Until recently, the powers of Government within Parliament were largely controlled either by the Opposition or by its own backbenchers. It is now largely in the hands of the government machine, so that the Government controls Parliament and not Parliament the Government. Until recently, debate and argument dominated the parliamentary scene. Now it is the Whips and the party caucus.

Not so long ago, influence was fairly evenly balanced between Government and opposition, and between frontbenches and backbenches. Today, the centre of gravity has moved decisively towards the government side of the House, and on that side to the members of the Government itself. The Opposition is gradually being reduced to Impotence, and the government majority, where power resides, is itself becoming a tool in the hands of the cabinet … The sovereignty of Parliament has increasingly become, in practice, the sovereignty of the Commons, and the sovereignty of the Commons has increasingly become the sovereignty of the Government, which, in addition to its influence in Parliament, controls the party whips, the party machine, and the civil service.

While before the election the manifesto is written rather in the style of an advertisement for patent medicine, after the election it is treated as a pronouncement from Sinai… The measures proposed in the manifesto often include the impossible, the irrelevant and the inappropriate. But it is here that the doctrine of the mandate takes over. However small the majority, however, ill-advised the promises, however controversial the programme, the party activists, flushed with victory, insistently demand the redemption of all the pledges in the shortest possible time, and they are vociferously egged on by the various pressure groups whose collective support has been won by the making of the pledges.

‘The electorate is itself markedly moderate in its views. But where the caucus is infiltrated, a few extremists have it in their power to deny them the right to vote for a moderate candidate’. (our emphasis)

This analysis illustrates that the majority government’s potential to seize power constitutionally has been with us for at least 45 years.
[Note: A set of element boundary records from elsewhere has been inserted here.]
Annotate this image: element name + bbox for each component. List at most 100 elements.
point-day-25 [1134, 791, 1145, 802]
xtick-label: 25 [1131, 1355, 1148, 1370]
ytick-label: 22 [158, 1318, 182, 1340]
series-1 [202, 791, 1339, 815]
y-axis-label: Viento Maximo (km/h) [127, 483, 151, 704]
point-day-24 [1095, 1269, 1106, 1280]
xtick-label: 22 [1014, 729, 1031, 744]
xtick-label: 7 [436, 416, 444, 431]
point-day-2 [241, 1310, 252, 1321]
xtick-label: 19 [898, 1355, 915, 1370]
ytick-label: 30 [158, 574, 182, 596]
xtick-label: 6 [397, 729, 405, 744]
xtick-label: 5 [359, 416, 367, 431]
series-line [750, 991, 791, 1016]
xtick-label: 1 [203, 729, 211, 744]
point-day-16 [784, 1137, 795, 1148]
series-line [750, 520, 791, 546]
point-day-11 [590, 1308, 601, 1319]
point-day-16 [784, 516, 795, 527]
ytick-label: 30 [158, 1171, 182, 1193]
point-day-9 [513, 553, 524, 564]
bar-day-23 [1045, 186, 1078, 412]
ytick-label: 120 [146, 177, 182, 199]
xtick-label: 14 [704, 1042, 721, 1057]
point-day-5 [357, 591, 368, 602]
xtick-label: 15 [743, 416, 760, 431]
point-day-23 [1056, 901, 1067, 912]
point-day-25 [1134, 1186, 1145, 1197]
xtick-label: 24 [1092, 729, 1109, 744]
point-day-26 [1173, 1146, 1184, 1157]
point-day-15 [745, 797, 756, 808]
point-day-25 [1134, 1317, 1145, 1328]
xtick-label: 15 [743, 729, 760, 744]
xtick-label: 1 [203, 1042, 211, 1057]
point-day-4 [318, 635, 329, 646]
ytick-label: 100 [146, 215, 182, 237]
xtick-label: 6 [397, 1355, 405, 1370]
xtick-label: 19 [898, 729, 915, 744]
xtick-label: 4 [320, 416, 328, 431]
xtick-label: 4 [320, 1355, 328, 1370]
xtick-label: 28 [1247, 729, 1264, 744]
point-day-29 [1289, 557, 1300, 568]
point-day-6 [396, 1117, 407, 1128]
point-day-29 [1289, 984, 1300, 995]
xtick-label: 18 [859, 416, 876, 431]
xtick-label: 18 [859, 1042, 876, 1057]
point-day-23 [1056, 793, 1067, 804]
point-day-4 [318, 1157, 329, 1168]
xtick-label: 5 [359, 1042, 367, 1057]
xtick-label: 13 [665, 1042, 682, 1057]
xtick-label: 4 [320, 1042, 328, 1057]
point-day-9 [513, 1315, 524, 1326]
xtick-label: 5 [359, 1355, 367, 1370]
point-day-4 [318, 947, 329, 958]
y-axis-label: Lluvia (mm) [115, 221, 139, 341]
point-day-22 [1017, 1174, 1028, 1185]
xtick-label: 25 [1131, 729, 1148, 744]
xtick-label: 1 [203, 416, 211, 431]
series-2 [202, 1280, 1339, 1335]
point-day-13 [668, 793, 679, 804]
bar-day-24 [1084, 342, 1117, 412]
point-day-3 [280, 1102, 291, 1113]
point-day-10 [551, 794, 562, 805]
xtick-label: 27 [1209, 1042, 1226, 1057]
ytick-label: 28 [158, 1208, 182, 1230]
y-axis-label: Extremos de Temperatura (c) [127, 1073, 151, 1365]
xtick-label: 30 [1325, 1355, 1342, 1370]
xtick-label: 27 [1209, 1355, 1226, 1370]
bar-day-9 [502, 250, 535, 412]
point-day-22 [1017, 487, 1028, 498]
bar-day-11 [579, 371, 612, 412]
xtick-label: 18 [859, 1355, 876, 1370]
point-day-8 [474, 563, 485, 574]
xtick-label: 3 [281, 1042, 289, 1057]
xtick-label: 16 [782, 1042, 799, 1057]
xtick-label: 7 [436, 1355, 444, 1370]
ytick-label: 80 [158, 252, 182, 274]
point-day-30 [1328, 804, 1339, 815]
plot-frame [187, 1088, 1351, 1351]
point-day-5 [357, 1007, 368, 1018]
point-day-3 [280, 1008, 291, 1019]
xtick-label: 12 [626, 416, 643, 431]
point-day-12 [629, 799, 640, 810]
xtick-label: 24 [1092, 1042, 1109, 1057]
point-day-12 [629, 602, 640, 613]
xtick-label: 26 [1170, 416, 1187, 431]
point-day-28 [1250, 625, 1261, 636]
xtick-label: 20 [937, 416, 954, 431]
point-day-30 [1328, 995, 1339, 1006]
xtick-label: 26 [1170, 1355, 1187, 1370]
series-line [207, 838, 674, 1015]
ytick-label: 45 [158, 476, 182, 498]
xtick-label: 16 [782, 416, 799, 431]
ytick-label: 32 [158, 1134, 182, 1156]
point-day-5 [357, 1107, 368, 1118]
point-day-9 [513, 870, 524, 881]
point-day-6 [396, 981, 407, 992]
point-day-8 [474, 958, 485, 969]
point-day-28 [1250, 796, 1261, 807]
There are no gentlemanly constraints in an amoral right-wing government. Several forces came together to execute this very British coup. British constitutional arrangements rely on ‘gentleman’s agreements – that decent chaps (and it’s always a chap) will play the game. Unwritten rules/custom and practice – call it what you will. Membership of an elite club with unwritten rules cannot be consulted, studied or learnt by outsiders.

There are no gentlemen in politics anymore. A new elite to that of the Crown or the aristocracy now rules us – a self-interested one. As we see daily, they accrue ever more power and wealth to themselves – as Lord Hailsham warned they could.